El Plan Michoacán por la Paz y la Justicia llegó como una respuesta urgente del gobierno federal al asesinato de Carlos Manzo. La presidenta Sheinbaum prometió construir desde abajo y escuchar a las comunidades, reconociendo que la paz no se impone con la fuerza, sino que se construye con las personas.

El Eje 3 del Plan, denominado “Educación y Cultura para la Paz”, concentra el mayor número de programas anunciados: trece en total. Van desde Escuelas de Cultura de Paz hasta festivales culturales, pasando por becas de transporte, infraestructura deportiva y centros de memoria. En papel, la intención parece noble y necesaria: abordar las causas profundas de la violencia mediante la formación de ciudadanía, la ocupación del tiempo libre juvenil y la construcción de espacios comunitarios seguros. Sin embargo, una semana después del anuncio, lo que se presenta como consulta ciudadana resulta ser un proceso express que difícilmente puede considerarse participación genuina.

Entre el anuncio mediático y la realidad educativa de Michoacán existe un abismo que merece ser documentado, cuestionado y analizado con rigor. Como educadores y ciudadanos comprometidos con el derecho a la educación, tenemos la responsabilidad de ir más allá de los titulares y preguntarnos si estas propuestas son realmente nuevas o simplemente reciclaje de programas existentes, si cuentan con el presupuesto necesario para implementarse, si se diseñaron con participación genuina de maestros, estudiantes, familias y comunidades, y si responden verdaderamente a las necesidades de las escuelas michoacanas que operan en contextos de violencia extrema.

El contexto que no puede ignorarse: educar entre las balas

Antes de analizar los programas educativos del Plan Michoacán, es fundamental dimensionar el contexto en el que pretenden operar. Las condiciones bajo las que operan las escuelas michoacanas son excepcionales y aterradoras. Hay maestros amenazados por negarse a colaborar con grupos criminales o por denunciar el reclutamiento de estudiantes. Existen planteles que han tenido que cerrar temporalmente debido a balaceras en las inmediaciones. En muchas escuelas hay estudiantes que funcionan como “halcones” o vigilantes de grupos criminales desde los doce o trece años de edad. Familias desplazadas interrumpen constantemente la educación de sus hijos al huir de la violencia, generando trayectorias escolares fragmentadas y llenas de vacíos. Jóvenes abandonan la escuela porque el crimen organizado les ofrece entre ocho mil y quince mil pesos semanales, mientras el futuro que promete la educación parece lejano, incierto y poco competitivo frente a esos ingresos inmediatos.

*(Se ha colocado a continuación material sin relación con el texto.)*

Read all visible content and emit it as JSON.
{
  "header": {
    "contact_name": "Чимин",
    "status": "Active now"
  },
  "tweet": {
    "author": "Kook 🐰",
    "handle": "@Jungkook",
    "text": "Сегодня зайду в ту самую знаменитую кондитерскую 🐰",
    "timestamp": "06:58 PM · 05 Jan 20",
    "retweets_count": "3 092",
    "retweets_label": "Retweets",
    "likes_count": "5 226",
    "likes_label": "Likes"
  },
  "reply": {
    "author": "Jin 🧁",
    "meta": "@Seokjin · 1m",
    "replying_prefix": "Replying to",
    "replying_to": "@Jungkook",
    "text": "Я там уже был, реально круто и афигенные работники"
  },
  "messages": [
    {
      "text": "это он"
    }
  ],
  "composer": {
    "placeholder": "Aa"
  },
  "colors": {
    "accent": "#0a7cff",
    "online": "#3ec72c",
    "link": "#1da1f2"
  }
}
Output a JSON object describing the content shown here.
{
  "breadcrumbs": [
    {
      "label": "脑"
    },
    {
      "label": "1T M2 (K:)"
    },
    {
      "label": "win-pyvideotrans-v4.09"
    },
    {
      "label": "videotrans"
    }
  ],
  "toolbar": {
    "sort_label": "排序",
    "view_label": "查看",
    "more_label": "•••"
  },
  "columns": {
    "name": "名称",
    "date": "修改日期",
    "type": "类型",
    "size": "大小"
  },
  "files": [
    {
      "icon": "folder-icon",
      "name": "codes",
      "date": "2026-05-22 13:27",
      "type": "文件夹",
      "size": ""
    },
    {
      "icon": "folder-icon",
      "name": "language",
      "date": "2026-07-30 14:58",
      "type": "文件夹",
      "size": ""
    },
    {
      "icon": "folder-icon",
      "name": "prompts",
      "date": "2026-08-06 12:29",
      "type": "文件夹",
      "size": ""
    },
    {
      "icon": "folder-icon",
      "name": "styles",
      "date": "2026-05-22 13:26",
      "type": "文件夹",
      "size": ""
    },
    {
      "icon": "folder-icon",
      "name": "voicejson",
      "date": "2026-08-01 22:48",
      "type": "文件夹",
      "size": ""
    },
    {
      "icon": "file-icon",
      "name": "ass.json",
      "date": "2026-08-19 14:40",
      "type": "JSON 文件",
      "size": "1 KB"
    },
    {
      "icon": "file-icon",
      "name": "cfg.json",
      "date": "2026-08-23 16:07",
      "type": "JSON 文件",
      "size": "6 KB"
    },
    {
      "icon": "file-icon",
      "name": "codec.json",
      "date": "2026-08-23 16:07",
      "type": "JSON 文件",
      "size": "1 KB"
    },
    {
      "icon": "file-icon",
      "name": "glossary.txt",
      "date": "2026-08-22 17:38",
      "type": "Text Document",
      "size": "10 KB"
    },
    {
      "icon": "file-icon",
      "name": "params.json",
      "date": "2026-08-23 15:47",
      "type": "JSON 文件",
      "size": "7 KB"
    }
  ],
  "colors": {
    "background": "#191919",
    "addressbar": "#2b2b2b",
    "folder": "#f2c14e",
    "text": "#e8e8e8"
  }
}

En comunidades enteras, la extorsión hace imposible que las cooperativas escolares funcionen normalmente. Las rutas escolares están controladas por grupos armados, donde el transporte es objeto de cobro de piso o directamente de apropiación criminal.

Este es el Michoacán real, no el de los discursos oficiales pulidos para consumo mediático. Cualquier política educativa que pretenda contribuir a la construcción de paz debe partir de reconocer esta realidad sin eufemismos ni maquillaje político. No se puede hablar de Escuelas de Paz cuando hay maestros que piden licencia porque fueron amenazados de muerte. No se pueden ofrecer becas de transporte cuando las rutas están controladas por grupos armados que secuestran, extorsionan o reclutan a los jóvenes en tránsito. No se puede promover cultura de paz cuando la violencia es la realidad cotidiana que experimentan niños, niñas y adolescentes desde que abren los ojos por la mañana hasta que intentan dormir por la noche, frecuentemente sin lograrlo por las pesadillas.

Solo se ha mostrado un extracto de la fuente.